Additional work from the WARMTH registry. Again, Hojjat Ahmadzadehfar published separately, demonstrating, again, small numbers, 77 patients, but one can see, regardless really of the number of bone lesions, a survival benefit in patients who received combination therapy, sequential combination therapy. And even within the REASSURE, this also suggests that retreatment or treatment after radium with lutetium is safe and has a survival benefit.

This is important to notice that there are really differences right now, and so it's not about binary, pick one versus the other, it's that you just need to be aware when you're creating your RLT program. The imaging for a radium, as I mentioned earlier, is conventional versus the PSMA gallium PET. That may change over time to other PSMA PETs, whether it's 18 FPyL or rhPSMA or a copper assay, but nonetheless, pre-medication is not required with radium. It is with lutetium 617. There are limitations in terms of precautions and handling that are very, very different between these two agents. More complicated with lutetium 617. The infusion time and the throughput in your clinic clearly would favor the use of a one minute infusion with no premedication, no post-medication, no need for hydration or intravenous saline.

Then the precautions are actually quite significant. In certain countries, this is only administered in inpatient modality. And then there are clearly travel restrictions, as well as handling restrictions and even going home and being with family and caregivers.

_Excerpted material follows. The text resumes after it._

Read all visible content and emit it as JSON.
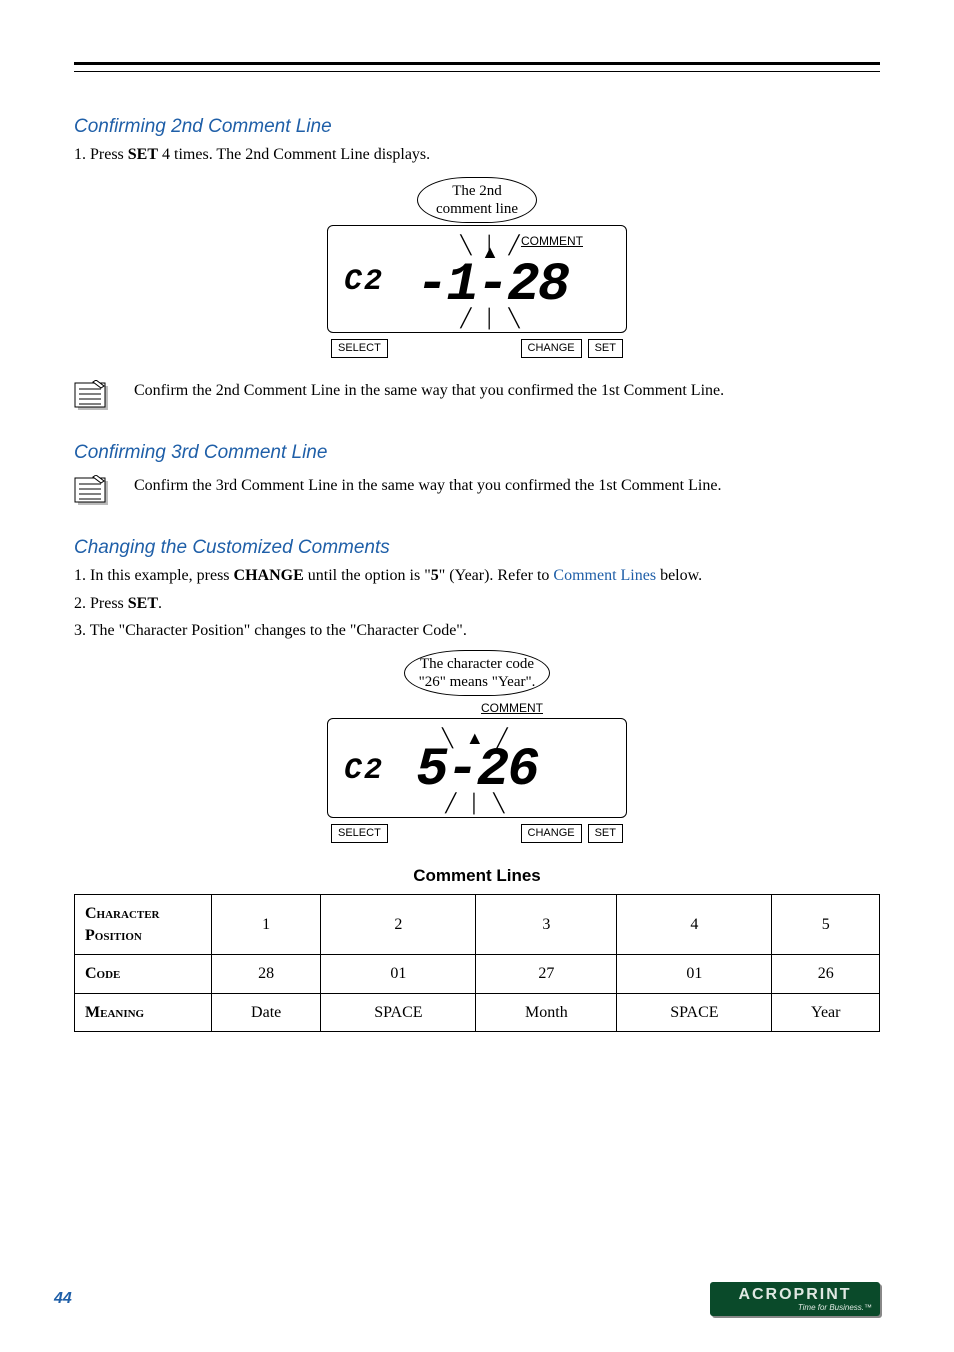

I won't go through all of the details here, but if you're going to champion a radioligand therapy program, you'll need someone to really take charge of this. You can go through the lists that I've enumerated here, from planning to implementation to the operationalization. It is not straightforward. It is clearly doable, but nonetheless, it will require energy and it will require a team. Just to note, that in the NCCN guidelines for 2022, radium is level one, category one evidence pre and post chemotherapy in the mCRPC population.

Here's a proposed sequence of radium-223 and prostate cancer. It's a program that I actually had the privilege of working with Nick James on. You can read through this and you can see where you might want to consider, based upon your imaging biomarker, based upon prior therapies, where you would consider the role for each. And we can certainly debate that with the questions that are coming up.

I think the recommendations, and I'm almost done, the penultimate mCRPC goals to administer as many novel life-prolonging therapies as possible. These are just some of the trials that are out there. I'll move faster here, too. PEACE III is very, very important and coming up. Here is the radium-223 studies combination with docetaxel. We are actually starting the PEACE III, I mentioned. Care is an mCSPC trial. We're about to launch a phase III study, an ARPI for mCSPC with or without radium.

In summary, I commented on what's new in the last 2 years, what's the evidence, what are the gray zones, the trials that are addressing these open issues. This is still a limited list here. Most importantly, how are you treating your patients in this situation? Well, for me, my mantra, my go-to is clinical trials as a standard of care, which ASCO endorses. And now I would say radium-223 is more readily accessible administratively, economically, with better tolerability, and generally does not preclude taxane chemotherapies lutetium. Thank you very much.